Grizzly Bear’s album Yellow House was in many ways influential to you. What was about this collection of songs spoke to you so profoundly? 

The songs on that album are so fascinating to me; they’re mostly musical sketches, little snippets of lyrics, and a melody built around Daniel Rossen’s characteristic guitar or piano parts that the band then fleshed out into these incredible, baroque arrangements. The album really captured my imagination at the time, pulling me into this vivid sonic world, unlike anything I’d heard. The title ‘Yellow House’ seems especially fitting since, for me, the music creates the sense of being in some musty, Victorian-era house and hearing this ghostly, slightly muffled music vibrating through the walls. Especially that track, “Marla”. I think the album shows that writing songs can be as much about simply stimulating the listener’s imagination as telling a story.

Having moved several times throughout your life, what have the experiences done in terms of your vision with songwriting?

I think I draw some of the imagery in the songs I write from all that movement. I pull from memory a lot in my songwriting, so allusions to people and places I’ve left behind are pretty common. But I try to bury those allusions in language that is more ambiguous and, hopefully, accessible to other people and their experiences.

How has living in Baltimore been for you these days?

Well, truth be told, I’ve mostly lived in Brooklyn this year, where I recorded the album and have a bartending gig. I really miss Baltimore, though, and expect to be spending a fair amount of time there, at least over the winter. It’s a very beautiful and mysterious city, with these deep layers that aren’t necessarily obvious until you’ve spent some time there.
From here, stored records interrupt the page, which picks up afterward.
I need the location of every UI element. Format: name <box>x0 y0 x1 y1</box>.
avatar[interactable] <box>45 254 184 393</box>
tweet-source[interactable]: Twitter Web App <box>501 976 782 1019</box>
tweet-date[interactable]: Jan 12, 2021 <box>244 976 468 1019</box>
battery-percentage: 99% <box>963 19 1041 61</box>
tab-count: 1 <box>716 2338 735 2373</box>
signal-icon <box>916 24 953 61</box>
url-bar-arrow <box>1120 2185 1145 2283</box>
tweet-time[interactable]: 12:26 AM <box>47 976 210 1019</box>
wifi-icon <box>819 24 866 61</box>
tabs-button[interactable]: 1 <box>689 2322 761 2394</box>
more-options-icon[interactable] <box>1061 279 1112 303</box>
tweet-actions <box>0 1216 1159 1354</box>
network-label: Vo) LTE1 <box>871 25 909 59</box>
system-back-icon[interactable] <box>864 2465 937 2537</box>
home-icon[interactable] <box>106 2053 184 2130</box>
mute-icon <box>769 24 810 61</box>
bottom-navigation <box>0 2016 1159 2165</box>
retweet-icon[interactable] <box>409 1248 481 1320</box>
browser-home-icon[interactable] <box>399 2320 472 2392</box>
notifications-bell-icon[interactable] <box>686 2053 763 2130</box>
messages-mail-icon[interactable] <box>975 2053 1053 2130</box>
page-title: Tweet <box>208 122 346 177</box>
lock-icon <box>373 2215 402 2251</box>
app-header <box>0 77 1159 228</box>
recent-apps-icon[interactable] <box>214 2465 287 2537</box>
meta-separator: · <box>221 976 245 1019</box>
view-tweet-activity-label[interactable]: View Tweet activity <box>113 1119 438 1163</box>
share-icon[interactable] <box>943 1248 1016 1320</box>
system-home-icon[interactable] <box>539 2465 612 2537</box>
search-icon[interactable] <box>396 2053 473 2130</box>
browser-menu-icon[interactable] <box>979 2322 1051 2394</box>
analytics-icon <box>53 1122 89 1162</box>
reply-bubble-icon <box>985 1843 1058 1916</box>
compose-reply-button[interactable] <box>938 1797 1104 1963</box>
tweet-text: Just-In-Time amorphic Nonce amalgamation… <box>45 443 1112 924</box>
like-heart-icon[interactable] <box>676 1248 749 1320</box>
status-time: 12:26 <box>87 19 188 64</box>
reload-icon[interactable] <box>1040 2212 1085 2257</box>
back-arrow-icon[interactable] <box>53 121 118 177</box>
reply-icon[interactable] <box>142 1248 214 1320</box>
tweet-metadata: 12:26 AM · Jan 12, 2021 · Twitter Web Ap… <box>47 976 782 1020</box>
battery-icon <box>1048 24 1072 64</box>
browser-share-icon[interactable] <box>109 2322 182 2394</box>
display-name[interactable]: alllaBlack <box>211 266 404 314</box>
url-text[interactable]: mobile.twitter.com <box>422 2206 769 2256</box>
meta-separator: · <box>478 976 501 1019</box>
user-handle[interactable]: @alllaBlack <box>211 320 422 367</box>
I think Baltimore has a lot of creative energy flowing through it; I love writing music there. 

Did your debut writing and recording process help you emotionally release some of those deeply rooted feelings? 

Sure, I think so. Obviously, songs start out as these very personal and private things, but eventually, they get released out into the world where other people can develop their own relationships with them. I feel like the process of actually sharing music with people plays a large part in releasing the underlying feelings behind the songs. Those feelings can take on a life of their own and grow into something more transcendent as different people listen to the resulting songs and develop attachments to them.

Were there any artists/bands that helped influence your direction with Fisher King?

It’s hard to say specifically. I’ve absorbed a lot of music over the years, and I listen to a lot of stuff that falls outside of the genre of music most people would probably put Furrows in. I became obsessed with the final two Talk albums, Spirit of Eden and Laughing Stock, while recording Fisher King. Nick Drake is always floating around in the back of my consciousness, too. Especially when I’m messing around with my acoustic guitar. I’m also a huge Boards of Canada fan, and I bet, somewhere in the production on Fisher King, you can kind of hear that if you listen closely. 

What I found when listening to Fisher King was the sense of intimacy. When putting the album together, did you want to create that feeling with listeners? 

Definitely! Especially with the vocals. I recorded them very whispery and close to the mic. I wanted it to sound like the vocals were really close to the listener’s ears, especially on headphones, almost like they were coming from inside the listener’s own head. I don’t know why exactly, just the effect I was going for.

Was there any point during putting together Fisher King where you felt that you were sharing too much of yourself?

Occasionally. I feel like the more personal elements that inform my songwriting are often obscured by some of the lyrical devices I use in my songs, so in that sense, there’s always some cover. But it’s true that I write songs largely as a way to process personal feelings and experiences, whereas I know some songwriters like to tell stories or maybe write about things that are less directly personal.

What’s next on the agenda for you?

I think maybe a few weeks in Baltimore, writing and demoing songs, and then more recording and some touring early next year! Forward!